İkincisi de yine aynı dönemde yaşanan finansal bütünleşme sonucunda, sistemin herhangi bir noktasında yaşanan sorunların hızla diğer noktaları da etkiliyor olmasıdır. Yani sermaye hareketlerinin serbestliğinin merkezinde olduğu finansal bütünleşme süreci, ekonomik büyümenin olduğu yıllarda büyümenin katalizörü olurken, kriz yıllarında krizin etkilerini daha da derinleştiren bir işlev görmektedir. Bu çerçeveden baktığımızda, krizin birinci ve üçüncü dalgaları arasındaki bağlantı, FED’in faiz kararı üzerinden kurulmaktadır.
FED'İN TUTUMU
Bu nedenle krizin üçüncü aşamasının nasıl ilerleyeceğini öngörebilmek için yükselen piyasalardaki gelişmeler kadar -hatta onlardan çok- ABD ekonomisindeki gelişmelere ve bu bağlamda FED’in faiz kararına odaklanmak gerekir. Hatırlatmak gerekirse, FED geçtiğimiz yılın Aralık ayında sembolik de olsa uzun süredir ilk kez faiz artışına gitti. Ancak daha önemlisi 2016 içinde bu faiz artışlarını dört defa daha tekrarlanabileceğini ilan etmesiydi. Ancak vaat edilen bu artışların hiçbirinin gerçekleşmemesi yanında, ABD ekonomisinden gelen karışık sinyaller, olası faiz artışının bu yıl içinde gerçekleşmesi ihtimalini giderek azaltıyor.
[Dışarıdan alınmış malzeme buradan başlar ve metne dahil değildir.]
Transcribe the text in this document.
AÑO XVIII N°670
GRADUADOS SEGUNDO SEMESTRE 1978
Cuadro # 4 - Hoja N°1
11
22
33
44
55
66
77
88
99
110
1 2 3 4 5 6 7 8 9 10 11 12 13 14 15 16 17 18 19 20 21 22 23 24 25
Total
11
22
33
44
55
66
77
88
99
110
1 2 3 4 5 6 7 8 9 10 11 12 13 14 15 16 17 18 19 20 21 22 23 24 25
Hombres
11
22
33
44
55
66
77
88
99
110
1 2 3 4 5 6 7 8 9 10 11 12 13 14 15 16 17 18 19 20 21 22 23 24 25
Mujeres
YELLEN'IN JACKSON HOLE KONUŞMASI
Geçtiğimiz hafta FED başkanının konuşmasını dinleyerek, FED’in olası faiz artışı takvimi ile ilgili ipuçları yakalamaya çalışan ekonomi medyası, Jackson Hole toplantısı sonrasında hayal kırıklığına uğradı. Zira Yellen’in konuşması ne önemli bir sürpriz ne de yeni bir açıklama içeriyordu. Konuşmasında Yellen, ABD ekonomisinin hanehalkı harcamaları öncülüğünde büyüdüğünü ancak büyümede özel sektör yatırımlarının halen istenilen düzeyde olmadığını vurguladı. Devamında ise, enflasyonun hedeflenen yüzde 2 düzeyinin altında olmasında enerji ve ithal mallarının fiyatlarındaki düşüşlerin etkili olduğunun altını çizerek önümüzdeki birkaç yılda enflasyonun yüzde 2 düzeyine ulaşabileceğine ve faiz artışının bu durumda gerçekleşebileceğine işaret etti.
SORUNLAR SÜRÜYOR
Toparlamak gerekirse, aralarında Türkiye’nin de olduğu yükselen piyasalar için ekonomik büyümenin sürmesinin koşulu, ABD ekonomisindeki toparlanmanın gecikmesidir. Bu ilişki aynı zamanda krizin üçüncü aşamasının uzamasını da açıklıyor. Kısacası, 2016’nın ilk yarısı itibariyle yükselen piyasalar için ekonomik kötüleşme geçici olarak durakladı. Ancak bu geçici duraklama, ne küresel krizin ne de yaşanan diğer ekonomik sorunların sonu anlamına geliyor.